Tencent, one of the largest Internet companies by market value, developed the service via its social networking platform division WeChat, China's most widely used mobile social application, during last year's Spring Festival to attract new mobile payment users.
This year, a growing number of Internet companies, such as Baidu and Alibaba Group Holdings, followed suit and introduced their own envelope services.
"It was a totally different experience to send money online," Ma said, adding that the number of WeChat users who sent or received lucky money online this year rose 20-fold compared with last year's Spring Festival.
Ma, a native of Guangdong province, said he sent more than 200,000 yuan ($32,000) to employees, friends and relatives during this year's holiday.
Sources at Tencent said Guangdong was China's leading province in terms of the number of red envelopes delivered via WeChat, followed closely by Zhejiang province, Beijing, Jiangsu province and Shanghai.
Reporters asked Ma, who is a deputy to the National People's Congress, to send online hongbao to WeChat users during the annual session.
"It's no surprise that giving lucky money in electronic form has become a trendy spin on the Chinese tradition of giving red envelopes during Spring Festival," Ma said.
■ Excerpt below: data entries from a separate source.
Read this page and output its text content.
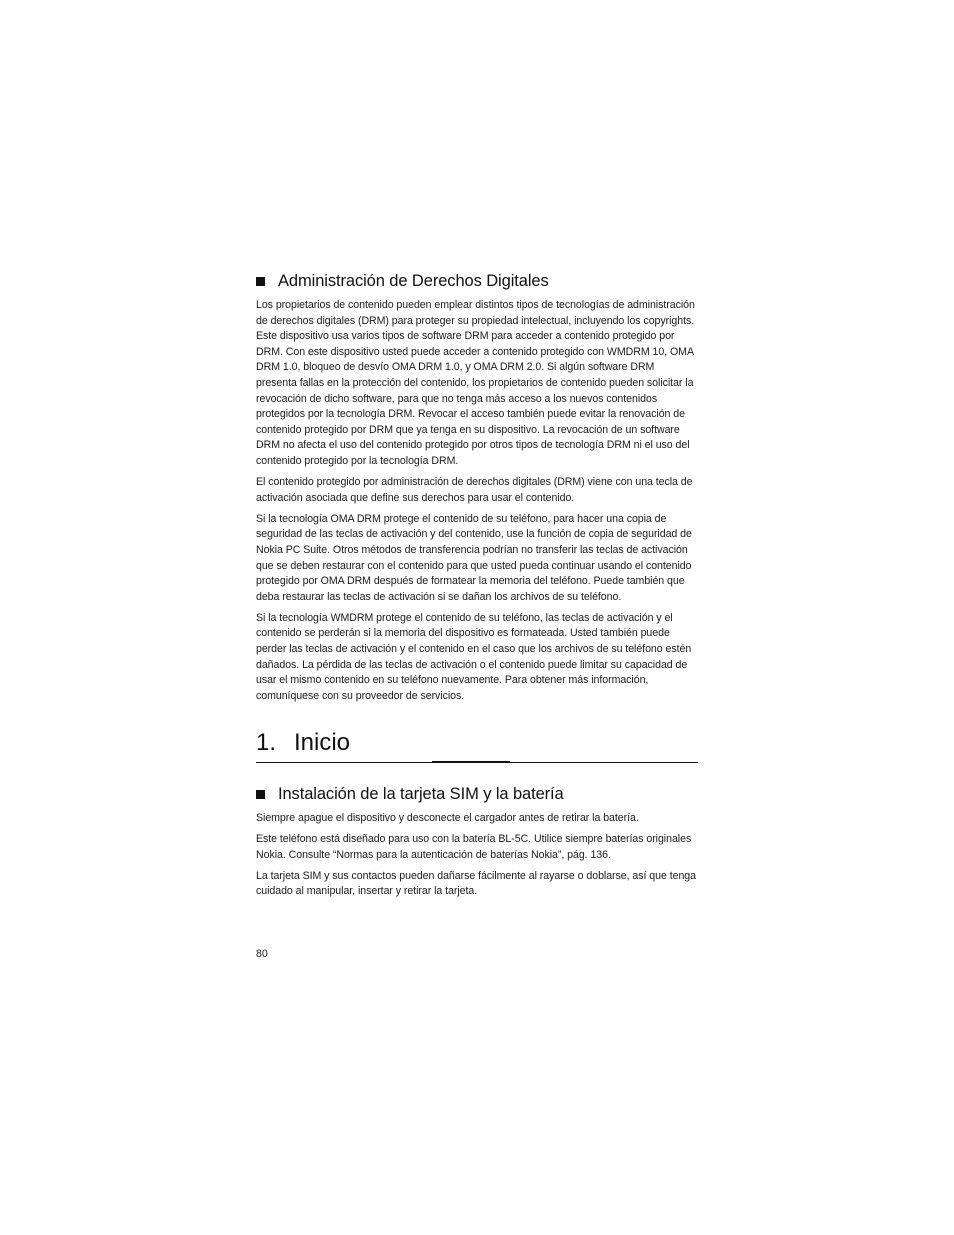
Administración de Derechos Digitales

Los propietarios de contenido pueden emplear distintos tipos de tecnologías de administración de derechos digitales (DRM) para proteger su propiedad intelectual, incluyendo los copyrights. Este dispositivo usa varios tipos de software DRM para acceder a contenido protegido por DRM. Con este dispositivo usted puede acceder a contenido protegido con WMDRM 10, OMA DRM 1.0, bloqueo de desvío OMA DRM 1.0, y OMA DRM 2.0. Si algún software DRM presenta fallas en la protección del contenido, los propietarios de contenido pueden solicitar la revocación de dicho software, para que no tenga más acceso a los nuevos contenidos protegidos por la tecnología DRM. Revocar el acceso también puede evitar la renovación de contenido protegido por DRM que ya tenga en su dispositivo. La revocación de un software DRM no afecta el uso del contenido protegido por otros tipos de tecnología DRM ni el uso del contenido protegido por la tecnología DRM.

El contenido protegido por administración de derechos digitales (DRM) viene con una tecla de activación asociada que define sus derechos para usar el contenido.

Si la tecnología OMA DRM protege el contenido de su teléfono, para hacer una copia de seguridad de las teclas de activación y del contenido, use la función de copia de seguridad de Nokia PC Suite. Otros métodos de transferencia podrían no transferir las teclas de activación que se deben restaurar con el contenido para que usted pueda continuar usando el contenido protegido por OMA DRM después de formatear la memoria del teléfono. Puede también que deba restaurar las teclas de activación si se dañan los archivos de su teléfono.

Si la tecnología WMDRM protege el contenido de su teléfono, las teclas de activación y el contenido se perderán si la memoria del dispositivo es formateada. Usted también puede perder las teclas de activación y el contenido en el caso que los archivos de su teléfono estén dañados. La pérdida de las teclas de activación o el contenido puede limitar su capacidad de usar el mismo contenido en su teléfono nuevamente. Para obtener más información, comuníquese con su proveedor de servicios.

1. Inicio
Instalación de la tarjeta SIM y la batería

Siempre apague el dispositivo y desconecte el cargador antes de retirar la batería.

Este teléfono está diseñado para uso con la batería BL-5C. Utilice siempre baterías originales Nokia. Consulte “Normas para la autenticación de baterías Nokia”, pág. 136.

La tarjeta SIM y sus contactos pueden dañarse fácilmente al rayarse o doblarse, así que tenga cuidado al manipular, insertar y retirar la tarjeta.

80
According to Tencent, online red envelopes worth a combined 3 billion yuan were sent and received via WeChat during the holiday, which ended on Feb 24.
Sources at Alibaba indicated that more than 100 million people used its mobile red envelope service via its payment platform, Alipay, during the holiday.
Ma said the rising popularity of electronic hongbao is a result of WeChat's efficient service.
"Sending and receiving electronic red envelopes enabled more and more people to have direct experience of mobile payments," he said.
However, his ambitions in the field of mobile payments go far beyond the red envelope service. At the NPC meeting, Ma said Internet companies should improve the efficiency of online services to enable more people to use mobile payment services.